Para concluir, em abril desse ano, houve ainda um pedido de desarquivamento dos autos e início do cumprimento de sentença. A nova intimação da empresa ré na ação ocorreu no mês de julho, não tendo havido qualquer manifestação da parte. O processo, então, foi suspenso novamente, prosseguindo a embarcação fundeada na Baia de Guanabara.
Menos de um mês antes do acidente, em 28/10, a Companhia Docas chegou a solicitar "autorização de acesso ao navio, para execução de serviços de solda dos volantes de todas as válvulas internas de fundo, caixas de mar e possíveis locais que, porventura, apareçam após vistoria subaquática, bem como reforçar o fundeio, implantando mais uma amarração, de forma a complementar o sistema de fundeio existente, e bloquear os acessos de água do navio com o tamponamento das válvulas de fundo existentes, caixas de mar e das entradas de ar". Contudo, a decisão referente a esse pedido foi proferida apenas em 16 de novembro de 2022, ou seja, 2 dias após a colisão da embarcação com Ponte Rio-Niterói.
Muito embora o acidente tenha causado espanto, um estudo conduzido pela Universidade Federal Fluminense indica que a colisão do navio "São Luiz" pode se repetir futuramente.
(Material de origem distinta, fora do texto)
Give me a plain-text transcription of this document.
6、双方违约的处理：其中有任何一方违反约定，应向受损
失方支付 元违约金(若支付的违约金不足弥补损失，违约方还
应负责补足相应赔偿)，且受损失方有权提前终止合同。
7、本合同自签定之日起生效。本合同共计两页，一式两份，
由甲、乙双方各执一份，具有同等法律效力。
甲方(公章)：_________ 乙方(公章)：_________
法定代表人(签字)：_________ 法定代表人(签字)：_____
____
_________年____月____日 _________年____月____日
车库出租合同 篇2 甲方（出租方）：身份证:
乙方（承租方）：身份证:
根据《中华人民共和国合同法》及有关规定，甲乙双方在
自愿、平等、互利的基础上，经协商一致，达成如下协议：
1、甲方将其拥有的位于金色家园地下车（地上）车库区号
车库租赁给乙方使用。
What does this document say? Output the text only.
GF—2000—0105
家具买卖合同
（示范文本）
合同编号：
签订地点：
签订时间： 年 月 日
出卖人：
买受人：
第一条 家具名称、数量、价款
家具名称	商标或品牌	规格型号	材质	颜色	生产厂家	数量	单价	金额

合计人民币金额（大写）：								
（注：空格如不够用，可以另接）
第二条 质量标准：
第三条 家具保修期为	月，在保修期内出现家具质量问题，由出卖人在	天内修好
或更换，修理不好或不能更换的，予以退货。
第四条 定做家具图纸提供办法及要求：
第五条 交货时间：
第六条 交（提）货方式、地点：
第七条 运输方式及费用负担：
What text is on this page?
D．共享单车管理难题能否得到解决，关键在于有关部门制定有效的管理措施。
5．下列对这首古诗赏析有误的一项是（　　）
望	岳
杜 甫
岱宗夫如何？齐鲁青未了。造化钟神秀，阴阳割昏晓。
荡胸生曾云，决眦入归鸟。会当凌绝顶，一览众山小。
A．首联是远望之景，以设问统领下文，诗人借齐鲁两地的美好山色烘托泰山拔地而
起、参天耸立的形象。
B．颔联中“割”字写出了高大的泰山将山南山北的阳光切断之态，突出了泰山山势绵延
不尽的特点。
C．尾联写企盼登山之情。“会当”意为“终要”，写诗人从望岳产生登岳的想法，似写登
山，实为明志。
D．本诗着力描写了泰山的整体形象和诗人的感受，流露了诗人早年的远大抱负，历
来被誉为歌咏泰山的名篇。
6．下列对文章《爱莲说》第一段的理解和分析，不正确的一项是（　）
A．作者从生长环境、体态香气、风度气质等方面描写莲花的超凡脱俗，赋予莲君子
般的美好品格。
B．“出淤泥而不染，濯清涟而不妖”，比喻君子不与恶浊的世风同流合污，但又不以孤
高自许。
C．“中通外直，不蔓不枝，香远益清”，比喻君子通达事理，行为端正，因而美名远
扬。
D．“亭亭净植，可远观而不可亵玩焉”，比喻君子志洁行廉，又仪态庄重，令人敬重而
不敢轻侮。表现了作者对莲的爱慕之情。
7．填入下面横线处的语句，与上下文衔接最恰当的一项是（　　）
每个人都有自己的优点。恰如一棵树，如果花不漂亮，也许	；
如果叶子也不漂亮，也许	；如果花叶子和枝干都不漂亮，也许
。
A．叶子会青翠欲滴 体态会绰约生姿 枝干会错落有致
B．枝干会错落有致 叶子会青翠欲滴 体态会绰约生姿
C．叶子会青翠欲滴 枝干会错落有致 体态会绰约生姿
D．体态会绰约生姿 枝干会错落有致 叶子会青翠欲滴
Isso porque, segundo esse estudo, existiriam pelo menos outras 80 (oitenta) embarcações em situação similar à do navio “São Luiz” e que, potencialmente, a depender das circunstâncias de cada caso, podem representar risco à navegação, à integridade da estrutura da Ponte Rio-Niterói e, como advertiram os ambientalistas, ao meio ambiente. De fato, dentre os impactos ambientais que a situação pode acarretar, destacam-se a descarga ilegal de esgoto sanitário dos navios, o risco de vazamento de óleo, dentre outros possíveis danos ambientais.
O "cemitério de navios abandonados", como denominou a imprensa, chama a atenção e requer pronta solução. Especialistas sugerem que as embarcações poderiam ser desmembradas, de forma a promover a reciclagem de suas peças. Contudo, também não se sabe ao certo quais seriam os possíveis impactos ambientais em tal operação, haja vista a grande concentração de metais pesados nas estruturas navais. Além disso, essa operação é invariavelmente custosa e, nos casos de navios abandonados, geralmente o proprietário da embarcação costuma ser uma empresa em estado de falência ou já liquidada.
Nesses casos, em havendo risco à navegação, a responsabilidade direta pela retirada da embarcação acaba recaindo sobre a Marinha do Brasil. Com efeito, a previsão da lei 7.542/86 é de que compete à Marinha a "remoção e demolição de coisas ou bens afundados, submersos, encalhados e perdidos em águas sob jurisdição nacional", em "decorrência de sinistro, alijamento ou fortuna do mar". A missão não é simples, seja em razão do grande número de embarcações nessa situação, seja porque a demolição de um navio do porte do São Luiz, e as consequências ambientais dessa operação, requerem planejamento e alto custo financeiro, como anteriormente mencionado.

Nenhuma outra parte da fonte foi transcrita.